Mit der Stichwahl zwischen Boric und Kast wurde nicht nur das traditionelle Parteiengefüge in Chile vorerst Geschichte. Das erste Mal seit der Rückkehr zur Demokratie 1990 hatten es die traditionellen Mitte-Links- und Mitte-Rechts-Parteien nicht in die Stichwahl geschafft. Mit dem 35-Jährigen Boric zieht nun auch eine neue politische Generation in den Präsidentenpalast ein, die die Militärdiktatur von Augusto Pinochet (1973-1990) nicht mehr erlebte und sich von dessen Erbe trennen will.

Gabriel Boric dürfte den Kurs des Aufbruchs halten

So wolle er etwa das neoliberale Wirtschaftsmodell, das General Pinochet mit Hilfe der "Chicago Boys" in Chile eingeführt hatte, begraben, hatte Boric im Wahlkampf gesagt. Er steht für eine wiederbelebte progressive Linke, die vor allem seit 2019 stark gewachsen ist. Unter seiner Führung dürfte das Land den eingeschlagenen Kurs des Aufbruchs alter Strukturen, der einem Teil der Gesellschaft zu schnell und zu weit gegangen zu sein schien, beibehalten.

Boric hat ein öffentliches Bildungswesen und bessere Gesundheitsversorgung nach dem Vorbild des europäischen Sozialstaats versprochen. Zudem setzt er sich für die Rechte von Migranten, Indigenen und Homosexuellen ein. Sein 20 Jahre älterer Rivale Kast hingegen hatte Steuersenkungen, einen Grenzgraben gegen illegale Einwanderung und hartes Vorgehen gegen Kriminelle in Aussicht gestellt. Der neunfache Vater und strenggläubige Katholik von der Republikanischen Partei gilt als Pinochet-Sympathisant.

Chile hat eine lange demokratische Tradition, die durch den Putsch Pinochets 1973 für 17 Jahre unterbrochen wurde, und gilt heute als eine Art Musterbeispiel in der Region. Das Land hat das höchste Pro-Kopf-Einkommen in Südamerika, die Armut konnte in den vergangenen Jahrzehnten deutlich gesenkt werden.

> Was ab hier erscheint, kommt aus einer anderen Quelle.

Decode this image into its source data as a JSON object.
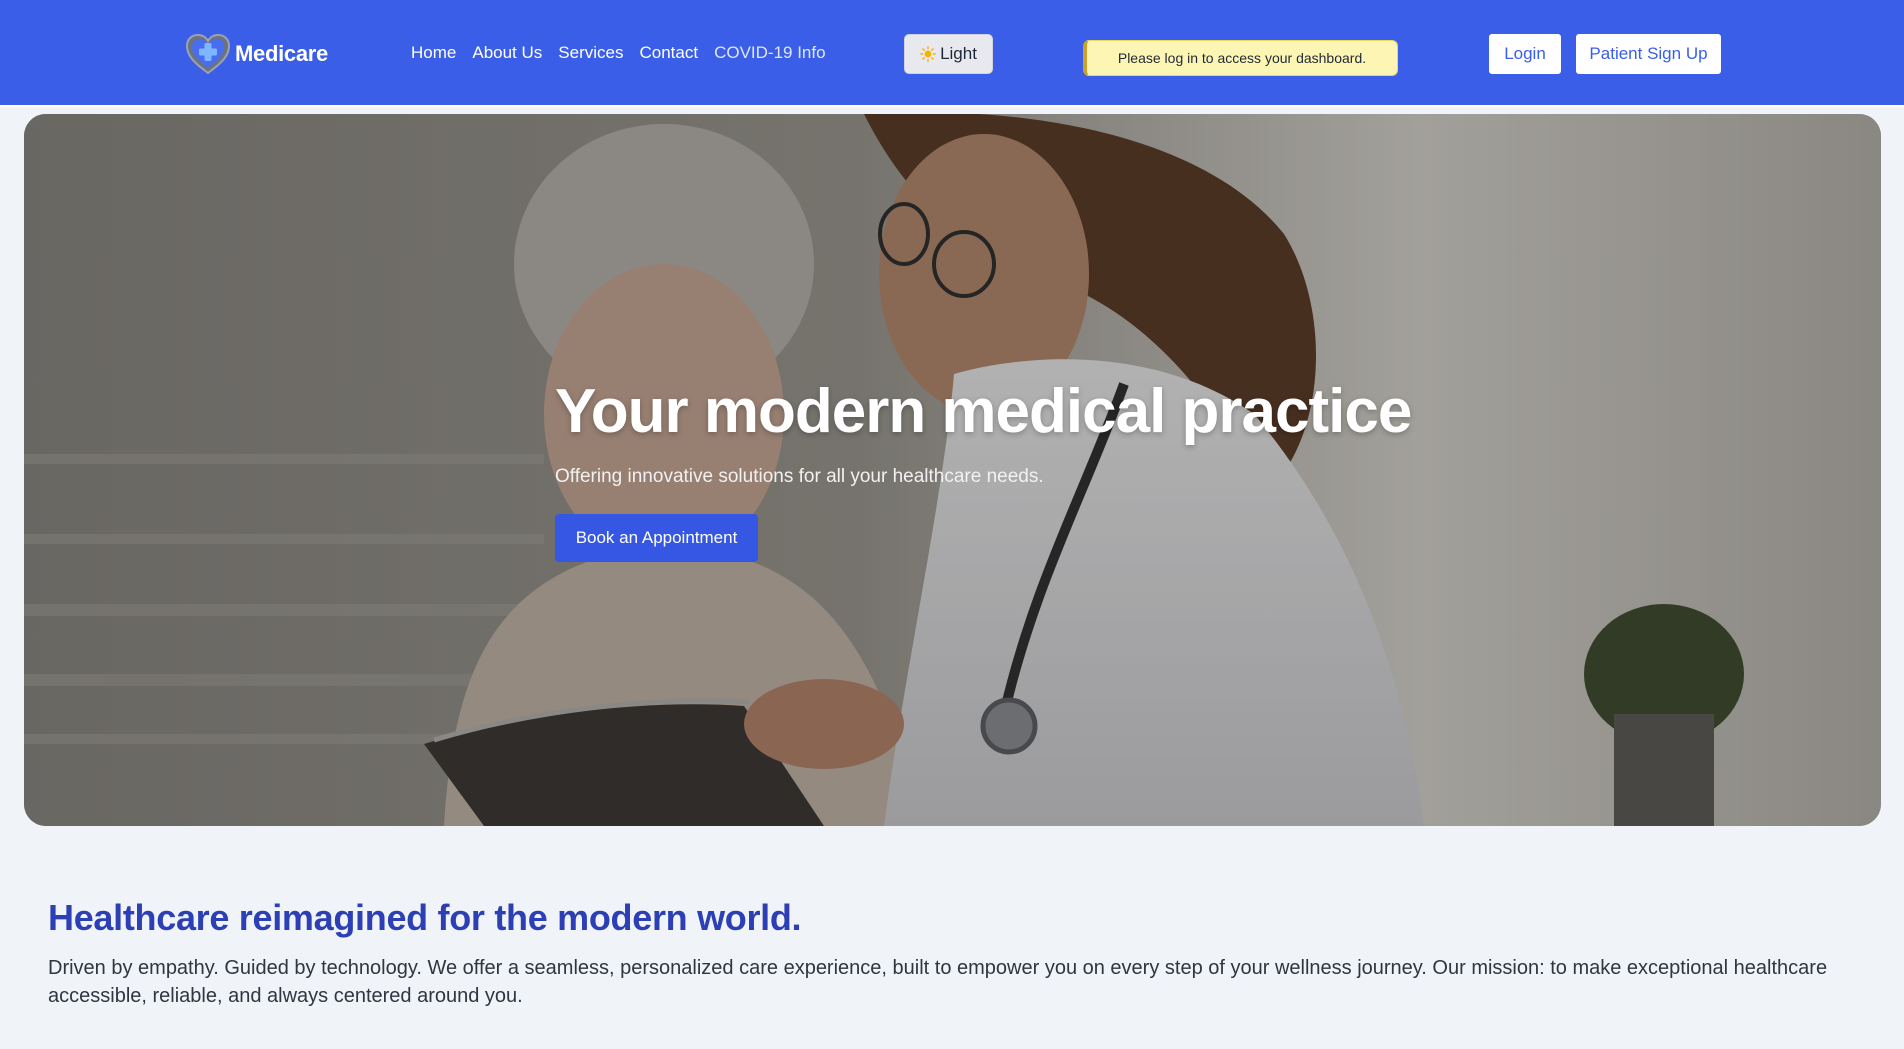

Doch die soziale Schere geht auch weit auseinander. Weite Teile des Gesundheits- und Bildungswesens sind privatisiert und für viele schwer erschwinglich, immer mehr Chileninnen und Chilenen fühlen sich abgehängt.

Vor zwei Jahren forderten deshalb über Wochen hinweg jeden Tag Tausende Demonstranten soziale Reformen und den Rücktritt Piñeras. Eine ihrer wichtigsten Forderungen, die auch Boric unterstützte, konnten sie bereits durchsetzen: Derzeit arbeitet ein Konvent eine neue Verfassung aus. Der aktuelle Text stammt noch aus der Zeit der Militärdiktatur.